Ее крик такой громкий, что оглушает.
— Барсег! Мальчик мой… — стонет она на весь подъезд и бросается к нам.
Пиздец, мам, как же ты не вовремя.
Я хватаю с обувницы телефон Барсега и все-таки звоню в скорую.
Глава 12. Его мучения
Барсег
Я резко распахиваю глаза, не могу понять, где нахожусь и как тут очутился.
За окном только-только светает, комната все еще в полумраке.
Это не просто комната, это больничная палата!
Точно…
Я ж в больнице.
Большая часть вчерашнего дня вычеркнута из памяти. Вот я сижу в кресле в собственной гостиной, пью с Ваганом виски, а потом провал. После помню только, как плакала мать, а врач объяснял, что у меня пошла аллергическая реакция на запрещенные препараты, коих в моем организме оказалась лошадиная доза.
Откуда бы им взяться? Я сроду их не принимал! Я против наркотиков в любом виде. Скорей всего, что-то подсыпали в клубе предыдущей ночью, других вариантов нет.
Меня накачали лекарствами по самые не балуй, превратили в натурального зомби.
Зато живой.
После воспоминаний о вчерашнем в горле как по команде начинает драть, першить, отчего-то зудит шея, лицо, болит желудок, который мне вчера хорошенько промыли. Самочувствие гаже некуда, в триста раз хуже, чем при большом бодуне, но… Но я хотя бы могу дышать, а это уже много. Я на собственном опыте убедился, насколько это может быть много.
Я дышу сладким-сладким кислородом, дышу свободно, с наслаждением.

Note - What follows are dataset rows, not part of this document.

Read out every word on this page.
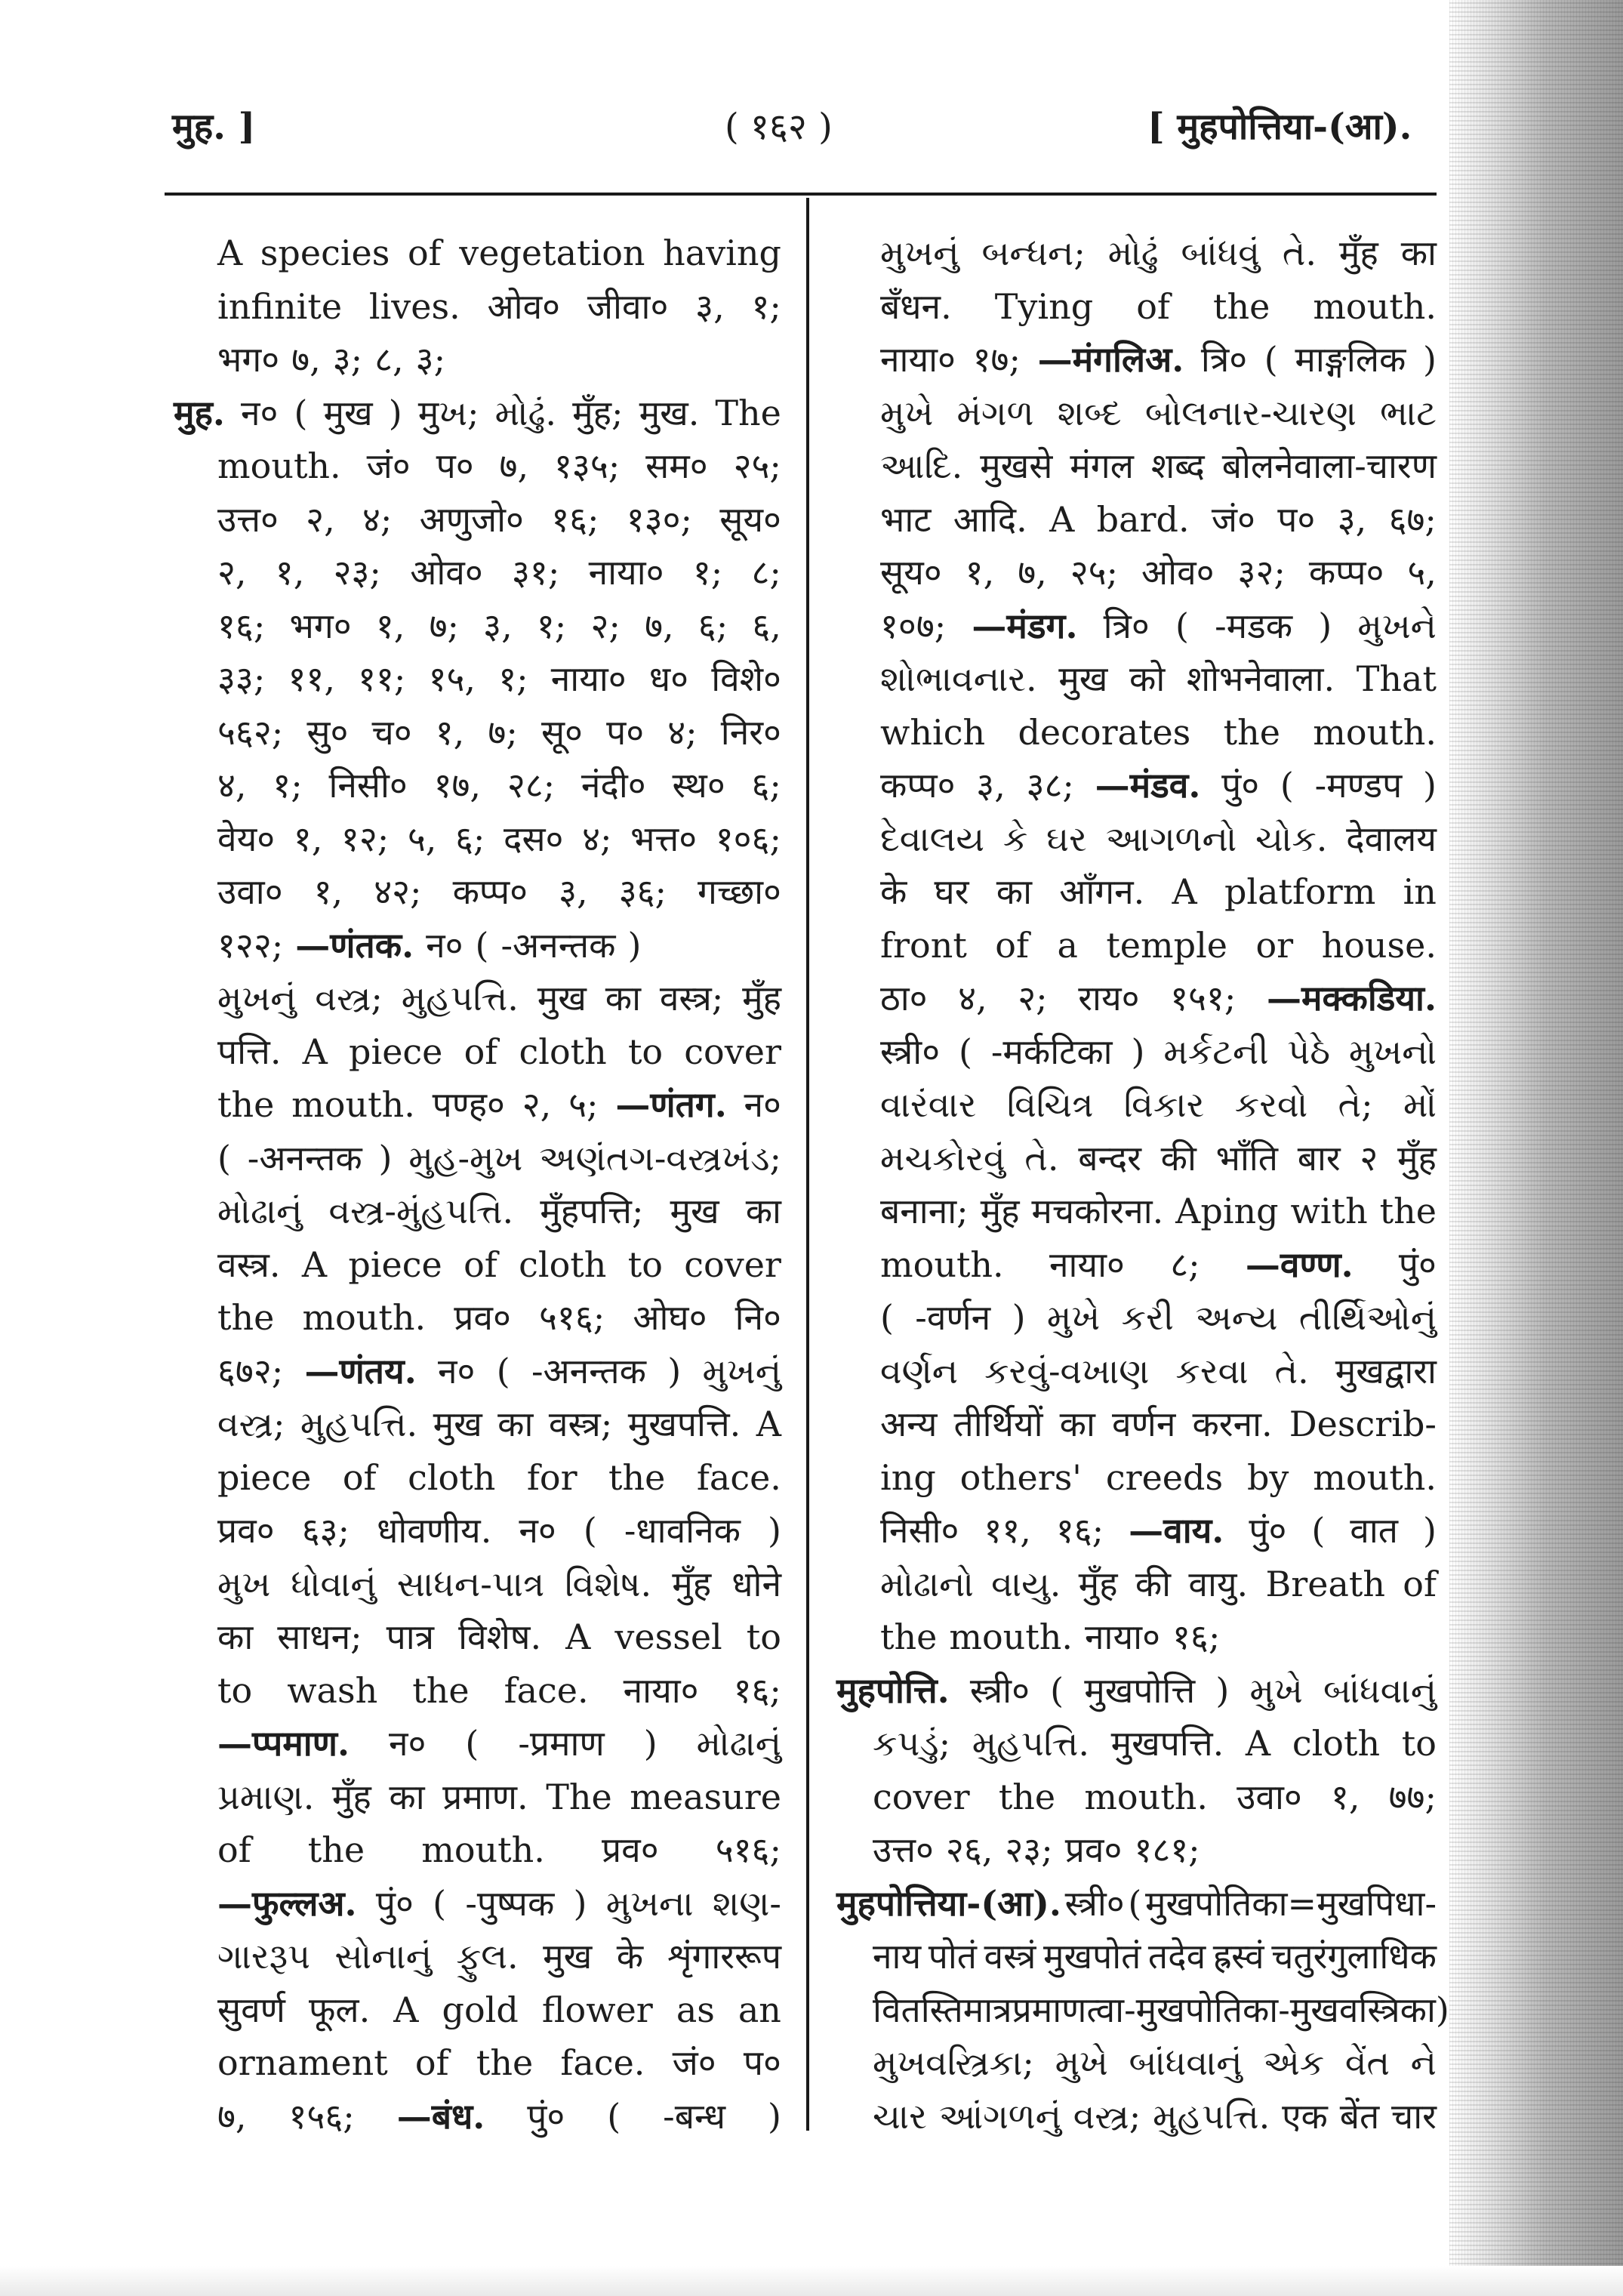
मुह. ]	( १६२ )	[ मुहपोत्तिया-(आ).
A species of vegetation having
infinite lives. ओव० जीवा० ३, १;
भग० ७, ३; ८, ३;
मुह. न० ( मुख ) मुખ; મોઢું. मुँह; मुख. The
mouth. जं० प० ७, १३५; सम० २५;
उत्त० २, ४; अणुजो० १६; १३०; सूय०
२, १, २३; ओव० ३१; नाया० १; ८;
१६; भग० १, ७; ३, १; २; ७, ६; ६,
३३; ११, ११; १५, १; नाया० ध० विशे०
५६२; सु० च० १, ७; सू० प० ४; निर०
४, १; निसी० १७, २८; नंदी० स्थ० ६;
वेय० १, १२; ५, ६; दस० ४; भत्त० १०६;
उवा० १, ४२; कप्प० ३, ३६; गच्छा०
१२२; —णंतक. न० ( -अनन्तक )
મુખનું વસ્ત્ર; મુહપત્તિ. मुख का वस्त्र; मुँह
पत्ति. A piece of cloth to cover
the mouth. पण्ह० २, ५; —णंतग. न०
( -अनन्तक ) મુહ-મુખ અણંતગ-વસ્ત્રખંડ;
મોઢાનું વસ્ત્ર-મુંહપત્તિ. मुँहपत्ति; मुख का
वस्त्र. A piece of cloth to cover
the mouth. प्रव० ५१६; ओघ० नि०
६७२; —णंतय. न० ( -अनन्तक ) મુખનું
વસ્ત્ર; મુહપત્તિ. मुख का वस्त्र; मुखपत्ति. A
piece of cloth for the face.
प्रव० ६३; धोवणीय. न० ( -धावनिक )
મુખ ધોવાનું સાધન-પાત્ર વિશેષ. मुँह धोने
का साधन; पात्र विशेष. A vessel to
to wash the face. नाया० १६;
—प्पमाण. न० ( -प्रमाण ) મોઢાનું
પ્રમાણ. मुँह का प्रमाण. The measure
of the mouth. प्रव० ५१६;
—फुल्लअ. पुं० ( -पुष्पक ) મુખના શણ-
ગારરૂપ સોનાનું ફુલ. मुख के शृंगाररूप
सुवर्ण फूल. A gold flower as an
ornament of the face. जं० प०
७, १५६; —बंध. पुं० ( -बन्ध )
મુખનું બન્ધન; મોઢું બાંધવું તે. मुँह का
बँधन. Tying of the mouth.
नाया० १७; —मंगलिअ. त्रि० ( माङ्गलिक )
મુખે મંગળ શબ્દ બોલનાર-ચારણ ભાટ
આદિ. मुखसे मंगल शब्द बोलनेवाला-चारण
भाट आदि. A bard. जं० प० ३, ६७;
सूय० १, ७, २५; ओव० ३२; कप्प० ५,
१०७; —मंडग. त्रि० ( -मडक ) મુખને
શોભાવનાર. मुख को शोभनेवाला. That
which decorates the mouth.
कप्प० ३, ३८; —मंडव. पुं० ( -मण्डप )
દેવાલય કે ઘર આગળનો ચોક. देवालय
के घर का आँगन. A platform in
front of a temple or house.
ठा० ४, २; राय० १५१; —मक्कडिया.
स्त्री० ( -मर्कटिका ) મર્કટની પેઠે મુખનો
વારંવાર વિચિત્ર વિકાર કરવો તે; મોં
મચકોરવું તે. बन्दर की भाँति बार २ मुँह
बनाना; मुँह मचकोरना. Aping with the
mouth. नाया० ८; —वण्ण. पुं०
( -वर्णन ) મુખે કરી અન્ય તીર્થિઓનું
વર્ણન કરવું-વખાણ કરવા તે. मुखद्वारा
अन्य तीर्थियों का वर्णन करना. Describ-
ing others' creeds by mouth.
निसी० ११, १६; —वाय. पुं० ( वात )
મોઢાનો વાયુ. मुँह की वायु. Breath of
the mouth. नाया० १६;
मुहपोत्ति. स्त्री० ( मुखपोत्ति ) મુખે બાંધવાનું
કપડું; મુહપત્તિ. मुखपत्ति. A cloth to
cover the mouth. उवा० १, ७७;
उत्त० २६, २३; प्रव० १८१;
मुहपोत्तिया-(आ). स्त्री० ( मुखपोतिका=मुखपिधा-
नाय पोतं वस्त्रं मुखपोतं तदेव ह्रस्वं चतुरंगुलाधिक
वितस्तिमात्र प्रमाणत्वा-मुखपोतिका-मुखवस्त्रिका)
મુખવસ્ત્રિકા; મુખે બાંધવાનું એક વેંત ને
ચાર આંગળનું વસ્ત્ર; મુહપત્તિ. एक बेंत चार
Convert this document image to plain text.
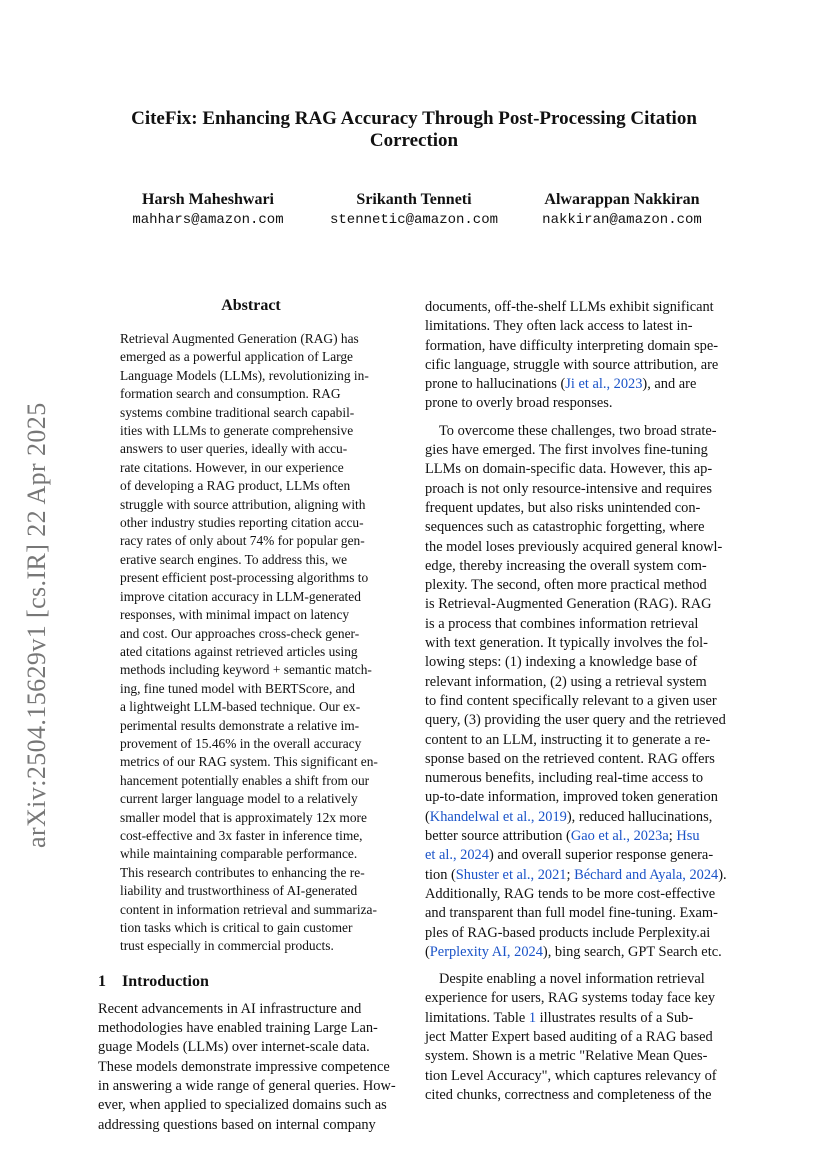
arXiv:2504.15629v1 [cs.IR] 22 Apr 2025
CiteFix: Enhancing RAG Accuracy Through Post-Processing Citation
Correction
Harsh Maheshwari
mahhars@amazon.com
Srikanth Tenneti
stennetic@amazon.com
Alwarappan Nakkiran
nakkiran@amazon.com
Abstract
Retrieval Augmented Generation (RAG) has
emerged as a powerful application of Large
Language Models (LLMs), revolutionizing in-
formation search and consumption. RAG
systems combine traditional search capabil-
ities with LLMs to generate comprehensive
answers to user queries, ideally with accu-
rate citations. However, in our experience
of developing a RAG product, LLMs often
struggle with source attribution, aligning with
other industry studies reporting citation accu-
racy rates of only about 74% for popular gen-
erative search engines. To address this, we
present efficient post-processing algorithms to
improve citation accuracy in LLM-generated
responses, with minimal impact on latency
and cost. Our approaches cross-check gener-
ated citations against retrieved articles using
methods including keyword + semantic match-
ing, fine tuned model with BERTScore, and
a lightweight LLM-based technique. Our ex-
perimental results demonstrate a relative im-
provement of 15.46% in the overall accuracy
metrics of our RAG system. This significant en-
hancement potentially enables a shift from our
current larger language model to a relatively
smaller model that is approximately 12x more
cost-effective and 3x faster in inference time,
while maintaining comparable performance.
This research contributes to enhancing the re-
liability and trustworthiness of AI-generated
content in information retrieval and summariza-
tion tasks which is critical to gain customer
trust especially in commercial products.
1 Introduction
Recent advancements in AI infrastructure and
methodologies have enabled training Large Lan-
guage Models (LLMs) over internet-scale data.
These models demonstrate impressive competence
in answering a wide range of general queries. How-
ever, when applied to specialized domains such as
addressing questions based on internal company
documents, off-the-shelf LLMs exhibit significant
limitations. They often lack access to latest in-
formation, have difficulty interpreting domain spe-
cific language, struggle with source attribution, are
prone to hallucinations (Ji et al., 2023), and are
prone to overly broad responses.
To overcome these challenges, two broad strate-
gies have emerged. The first involves fine-tuning
LLMs on domain-specific data. However, this ap-
proach is not only resource-intensive and requires
frequent updates, but also risks unintended con-
sequences such as catastrophic forgetting, where
the model loses previously acquired general knowl-
edge, thereby increasing the overall system com-
plexity. The second, often more practical method
is Retrieval-Augmented Generation (RAG). RAG
is a process that combines information retrieval
with text generation. It typically involves the fol-
lowing steps: (1) indexing a knowledge base of
relevant information, (2) using a retrieval system
to find content specifically relevant to a given user
query, (3) providing the user query and the retrieved
content to an LLM, instructing it to generate a re-
sponse based on the retrieved content. RAG offers
numerous benefits, including real-time access to
up-to-date information, improved token generation
(Khandelwal et al., 2019), reduced hallucinations,
better source attribution (Gao et al., 2023a; Hsu
et al., 2024) and overall superior response genera-
tion (Shuster et al., 2021; Béchard and Ayala, 2024).
Additionally, RAG tends to be more cost-effective
and transparent than full model fine-tuning. Exam-
ples of RAG-based products include Perplexity.ai
(Perplexity AI, 2024), bing search, GPT Search etc.
Despite enabling a novel information retrieval
experience for users, RAG systems today face key
limitations. Table 1 illustrates results of a Sub-
ject Matter Expert based auditing of a RAG based
system. Shown is a metric "Relative Mean Ques-
tion Level Accuracy", which captures relevancy of
cited chunks, correctness and completeness of the
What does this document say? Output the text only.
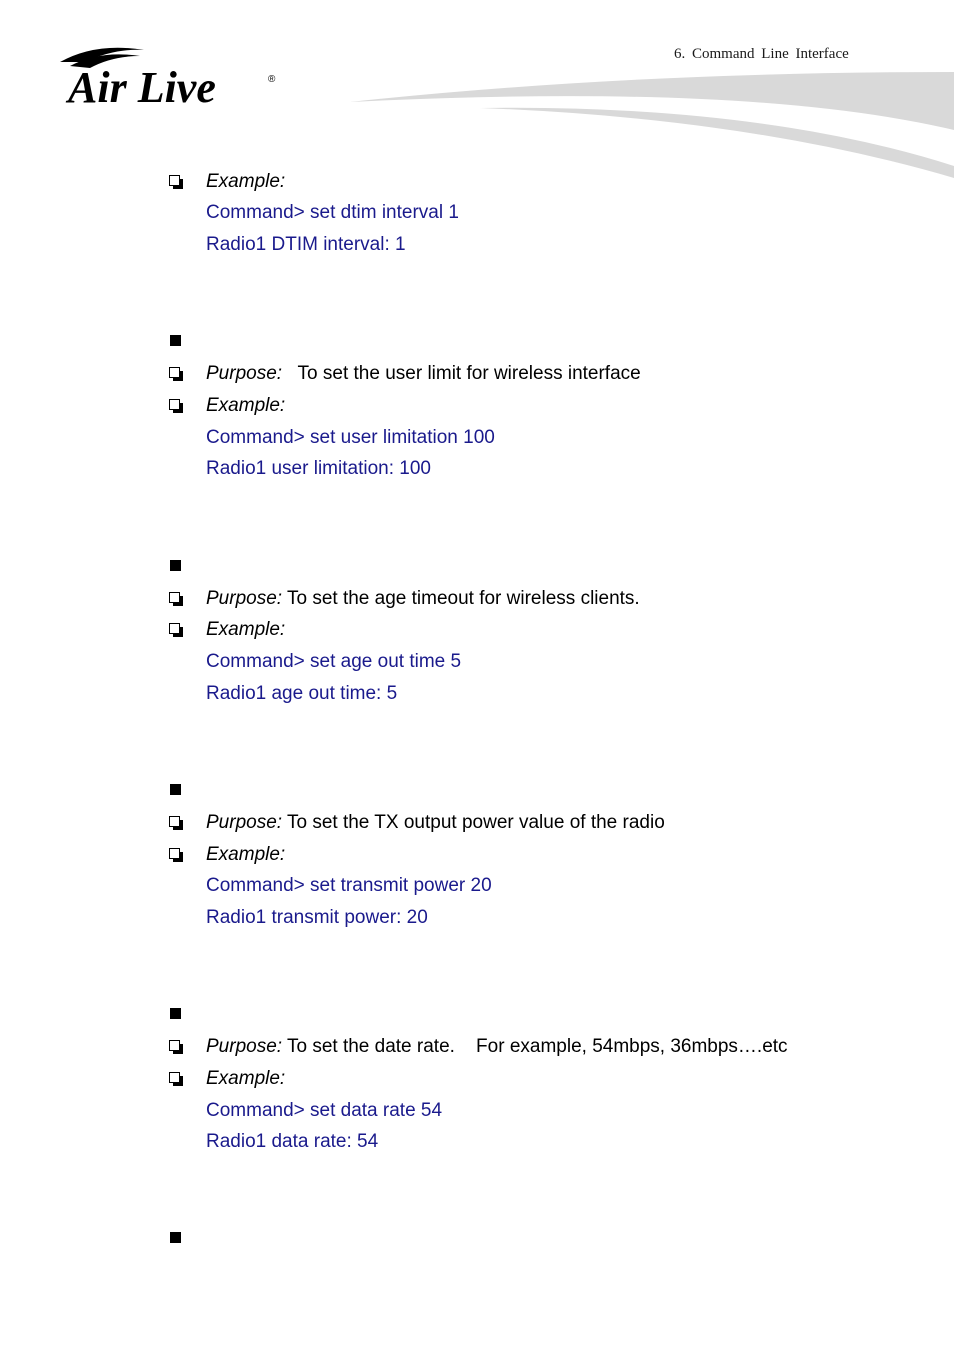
6. Command Line Interface
Air Live	®
Example:
Command> set dtim interval 1
Radio1 DTIM interval: 1
Purpose:   To set the user limit for wireless interface
Example:
Command> set user limitation 100
Radio1 user limitation: 100
Purpose: To set the age timeout for wireless clients.
Example:
Command> set age out time 5
Radio1 age out time: 5
Purpose: To set the TX output power value of the radio
Example:
Command> set transmit power 20
Radio1 transmit power: 20
Purpose: To set the date rate.    For example, 54mbps, 36mbps….etc
Example:
Command> set data rate 54
Radio1 data rate: 54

За окном светает все больше.
Оглядываю небольшую больничную палату.
И замираю, уткнувшись взглядом в женскую фигуру, что сидит в кресле.
Она повернута ко мне спиной, но мне не нужно видеть ее лицо, чтобы понять, кто это. Даже на миг забываю, как дышать.
Ее длинные темные кудри спадают с плеча. Я отлично знаю, какие они на ощупь, почти чувствую кончиками пальцев их шелковистость.
Снежана.
Что, вашу мать, она здесь делает? Кто пустил? Как посмели?
Наверное, ныла, выпрашивала у родителей дозволения остаться в моей палате, а те пустили по доброте душевной.